Nano-ballet

Recently we attended the San Francisco Ballet’s Program 2, which opened with Mozart’s “Divertimento 15” and choreography by Balanchine, continued with Mark Morris’ “Drink to me only with thine eyes” on piano etudes by Virgil Thomson, and closed with Stravinsky’s “Firebird” and the original Diaghilev choreography by Possokhov.

I’m not a dancer, I’m a musician, and my reaction to the program can be summed up as briefly as: “I’m a hopeless modernist.”

The Mozart was performed well and the dancing was lovely, but all I got out of it was, “Oh, look at the pretty dancers. Oh, hear the pretty music. They make it look and sound so pretty and easy. Ho-hum. Zzzzzz.” Honestly, I think I would have gotten more out of the music if the dancers hadn’t been there doing their repetitive arm-y fluff-y things every beat. They made pretty shapes, sure, they looked graceful, and for the first movement, it was all very pretty. After that I was bored silly.
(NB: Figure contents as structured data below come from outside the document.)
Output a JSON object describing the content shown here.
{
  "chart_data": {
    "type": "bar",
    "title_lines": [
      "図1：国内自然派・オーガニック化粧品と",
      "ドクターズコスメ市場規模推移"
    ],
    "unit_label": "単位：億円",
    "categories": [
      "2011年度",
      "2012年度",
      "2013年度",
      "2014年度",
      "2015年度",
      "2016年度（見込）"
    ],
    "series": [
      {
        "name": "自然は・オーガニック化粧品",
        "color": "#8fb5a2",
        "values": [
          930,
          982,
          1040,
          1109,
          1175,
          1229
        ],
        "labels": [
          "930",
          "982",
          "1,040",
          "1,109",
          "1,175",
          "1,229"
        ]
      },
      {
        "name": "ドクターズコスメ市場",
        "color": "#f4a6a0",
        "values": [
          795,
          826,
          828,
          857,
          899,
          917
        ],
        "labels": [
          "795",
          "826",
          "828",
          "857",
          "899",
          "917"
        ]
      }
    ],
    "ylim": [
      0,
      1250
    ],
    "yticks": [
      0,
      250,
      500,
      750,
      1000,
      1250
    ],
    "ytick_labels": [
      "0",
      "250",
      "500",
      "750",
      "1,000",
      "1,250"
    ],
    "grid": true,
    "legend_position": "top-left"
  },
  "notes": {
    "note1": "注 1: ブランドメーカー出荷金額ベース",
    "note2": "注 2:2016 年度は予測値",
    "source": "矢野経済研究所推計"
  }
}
My dancer mate Victoria loved it. (I’ve lived with ballet dancers. I’ve roomed with them at summer camps. I’ve learned all about toe-tape and how broken dancers are from all the crazy stuff that they have to make look easy and natural. I have tremendous respect for the accomplishment of it all, and then I’m bored.)
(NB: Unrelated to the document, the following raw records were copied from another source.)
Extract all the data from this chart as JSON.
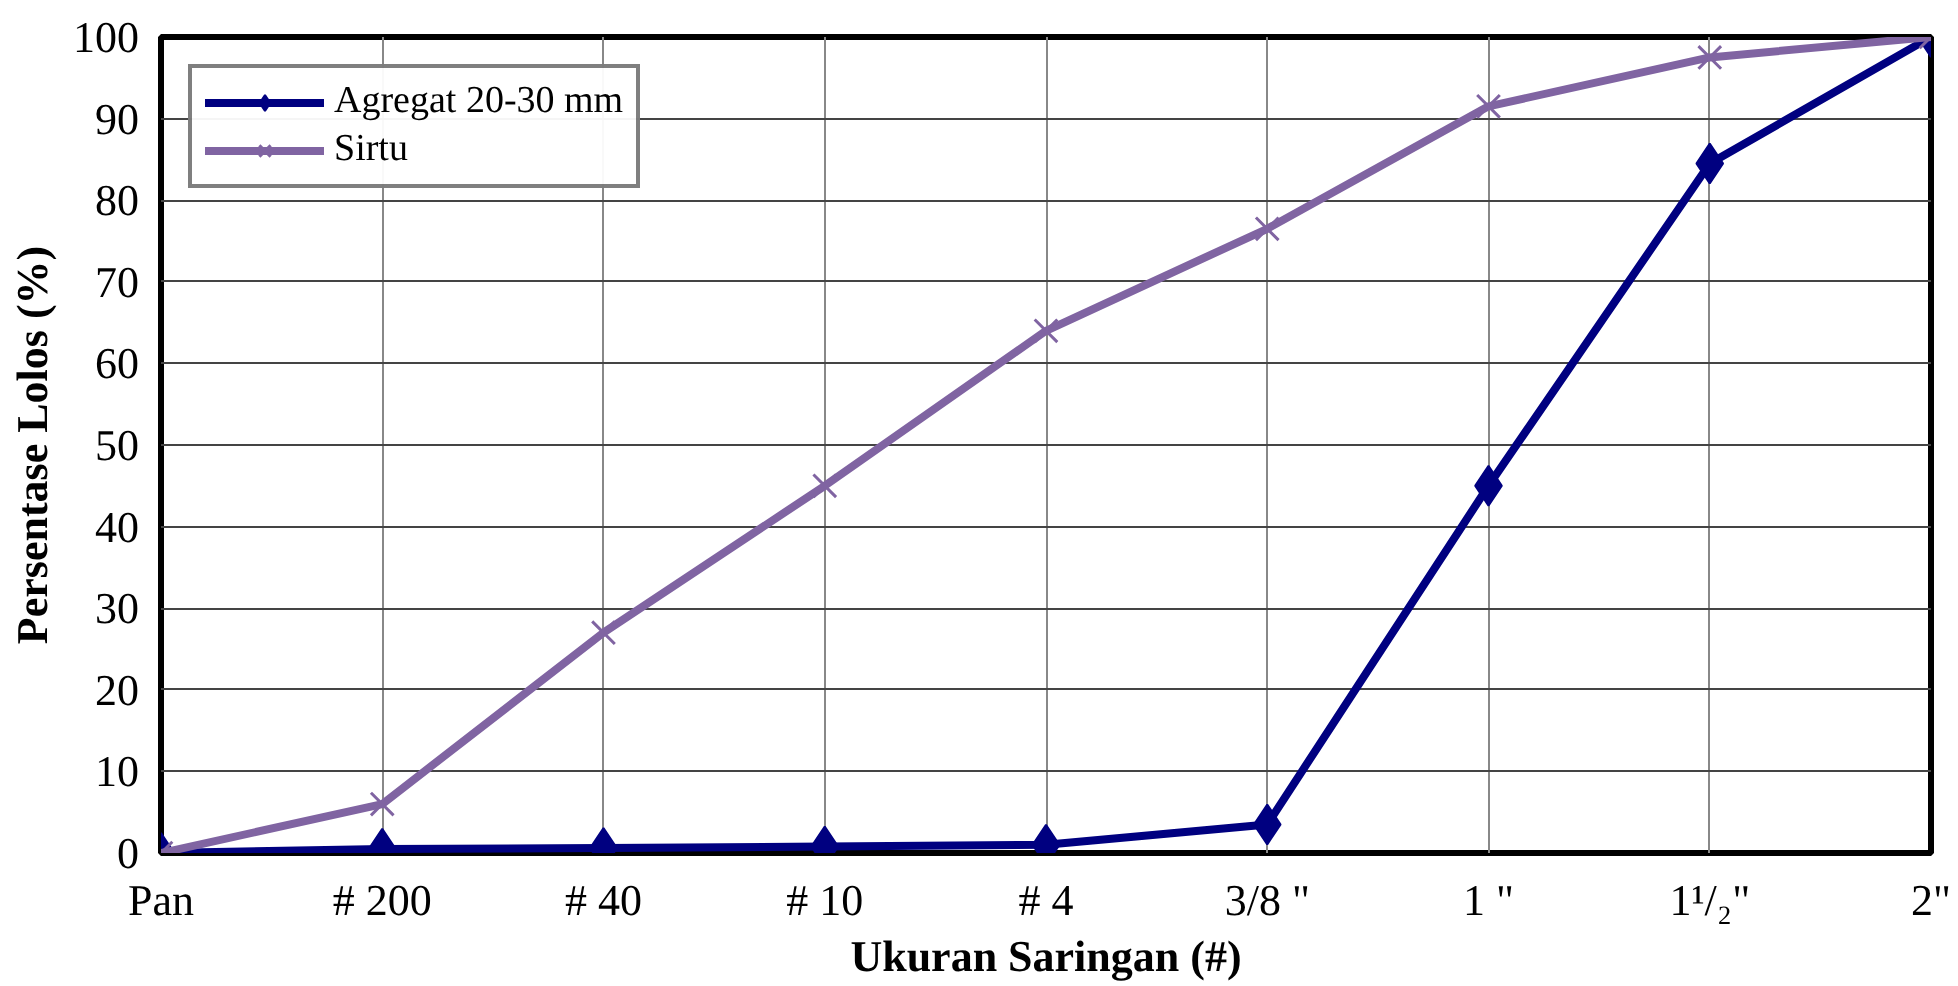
{
  "chart_data": {
    "type": "line",
    "xlabel": "Ukuran Saringan (#)",
    "ylabel": "Persentase Lolos (%)",
    "categories": [
      "Pan",
      "# 200",
      "# 40",
      "# 10",
      "# 4",
      "3/8 \"",
      "1 \"",
      "1¹/₂\"",
      "2\""
    ],
    "series": [
      {
        "name": "Agregat 20-30 mm",
        "color": "#000080",
        "marker": "diamond",
        "values": [
          0,
          0.5,
          0.6,
          0.8,
          1.0,
          3.5,
          45,
          84.5,
          100
        ]
      },
      {
        "name": "Sirtu",
        "color": "#8064a2",
        "marker": "cross",
        "values": [
          0,
          6,
          27,
          45,
          64,
          76.5,
          91.5,
          97.5,
          100
        ]
      }
    ],
    "ylim": [
      0,
      100
    ],
    "yticks": [
      0,
      10,
      20,
      30,
      40,
      50,
      60,
      70,
      80,
      90,
      100
    ],
    "grid": true,
    "legend": "top left",
    "line_style": "solid"
  }
}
I loved the Morris/Thomson. The visuals perfectly matched the music and added to it. The dancers embodied what I hear in the music, carving melodies with arms, tracing harmony in the space. Not only did it all match what I as a musician-geek hear in the music, it also created a complementary new, spatial dimension that was right and appealing, making the music fresh. This is pretty much always my response to Mark Morris’s work, and it’s a sharp contrast to the Balanchine, where I think I’m probably seeing ballet the way amateurs hear music: the way I used to hear music before I had all this music education: “oh, look at/listen to the pretty dancing/music!”
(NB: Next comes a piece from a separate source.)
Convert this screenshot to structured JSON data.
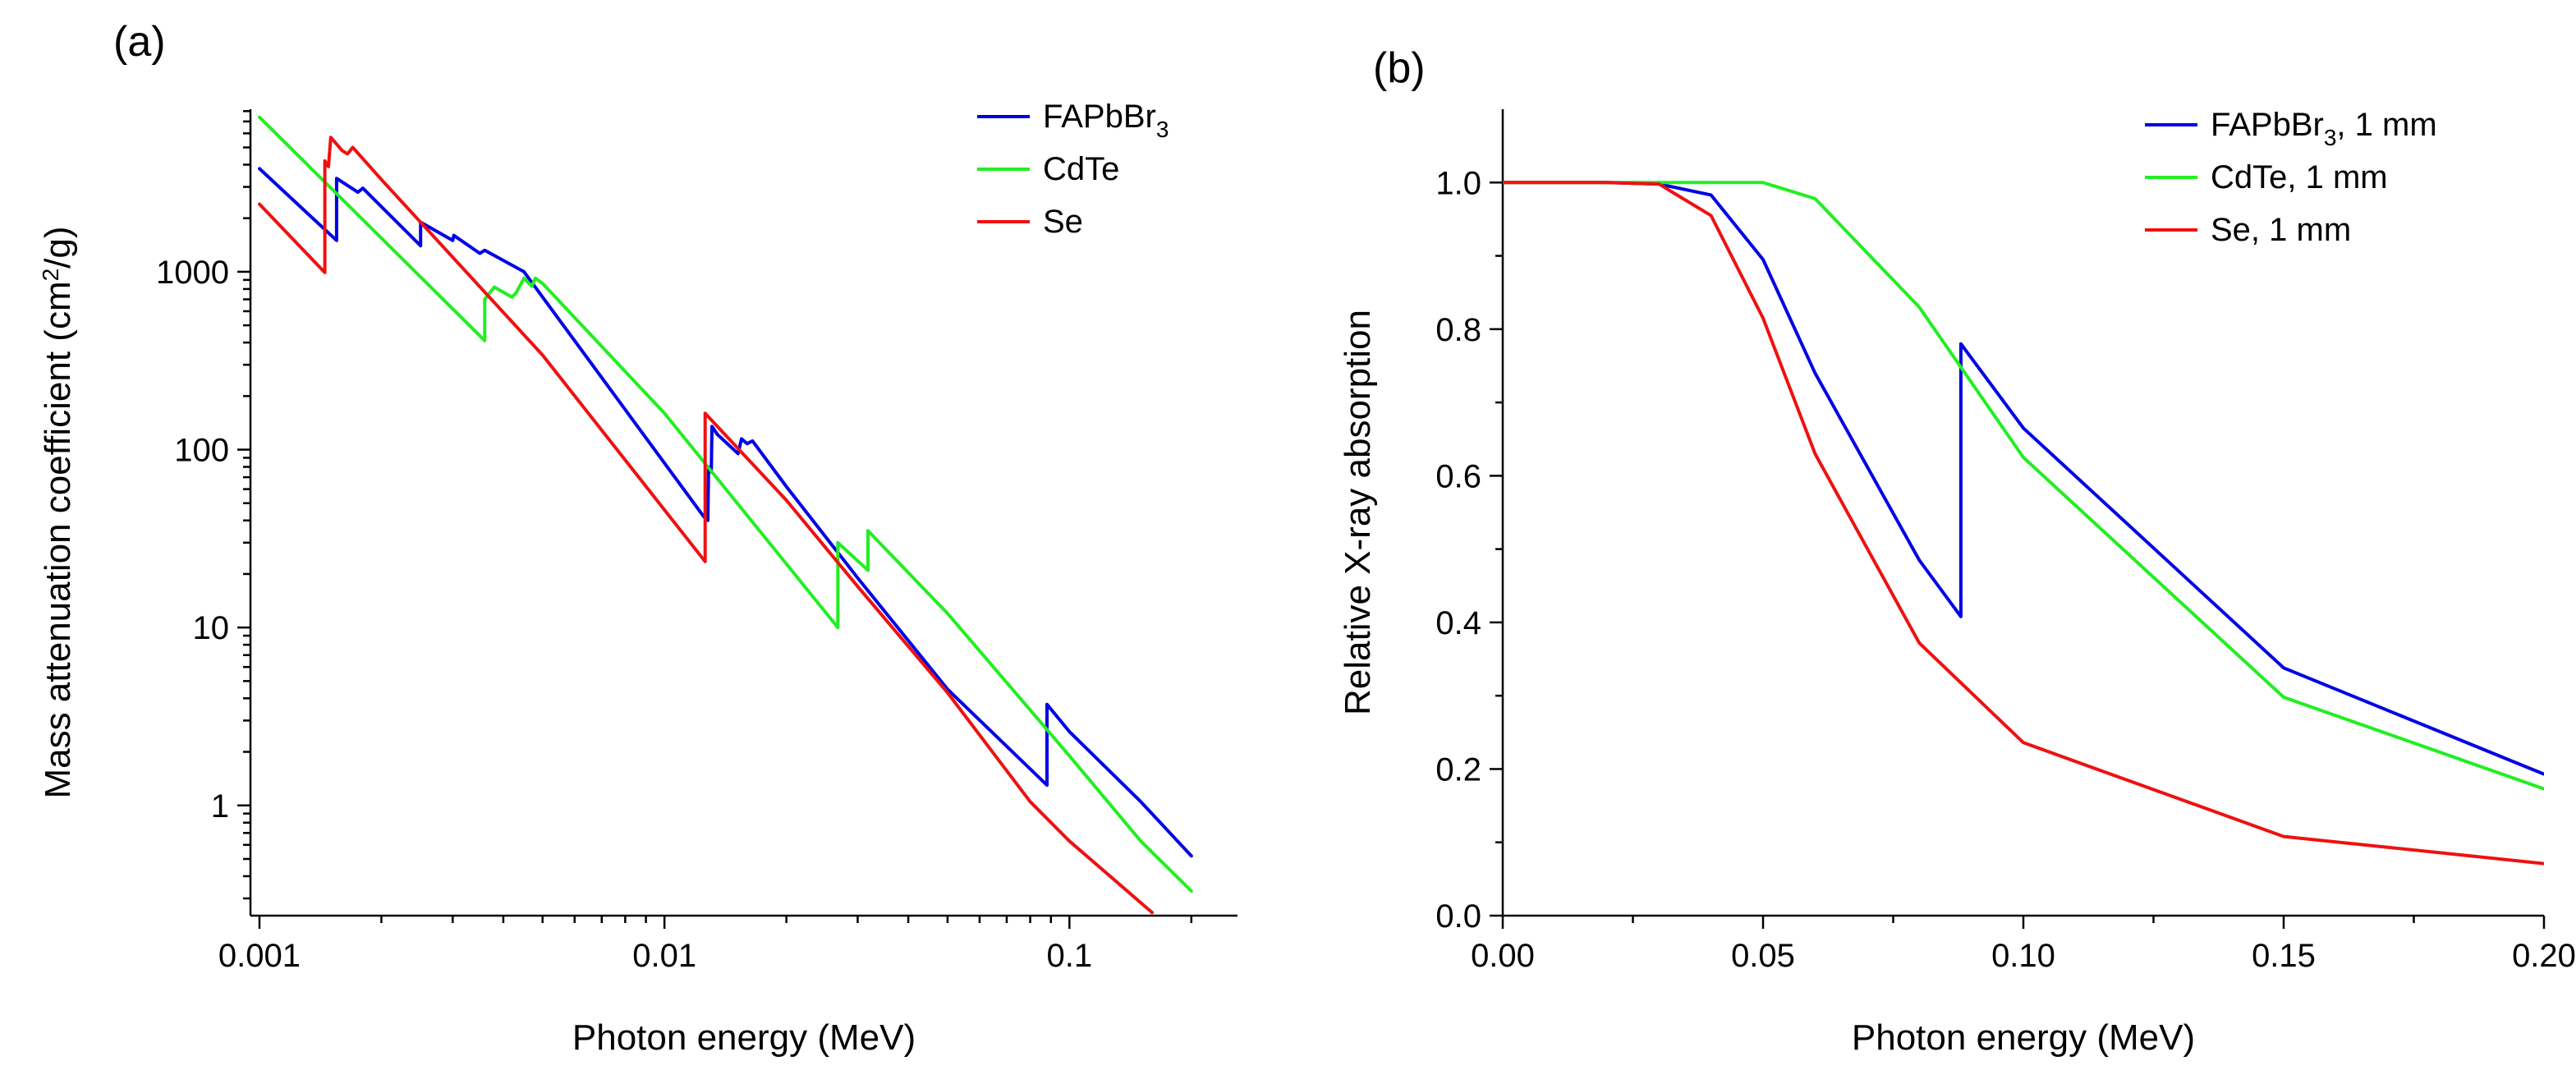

And then came the Stravinsky/Possokhov! It suddenly hit me what the problem is–I’m a modernist!
The classical Balanchine stuff bored me silly, the newest stuff was fascinating, and the big shocker from about a hundred years ago seemed perfectly natural to me. Instead of being tempted to riot, as Stravinsky’s first audiences apparently did, I felt at ease watching the narrative play out. I got it in both large and tiny strokes, from the blocking to the fingers fluttering and the flirty eyelashes. I still saw plenty of tutu-arm-fluffy stuff, but with a backdrop of evocative music that keeps spinning out at least an abstraction of a story. And for this musician, finally seeing the ballet was a revelation. I noticed lots of music that didn’t make it into the Firebird Suites we always play in orchestral concert presentations, and I’ve decided that’s just as well, but I also noticed many passages where familiar music made sense for the first time, seen in its narrative context.

I was puzzled by some details. I’m not sure where the schoolgirl picnic fits into the story. I’m not sure why the one character had a train of chiffon coming out her ass; it reminded me of when our black lab eats too much grass and then has the so-called “Klingon effect” when she poops.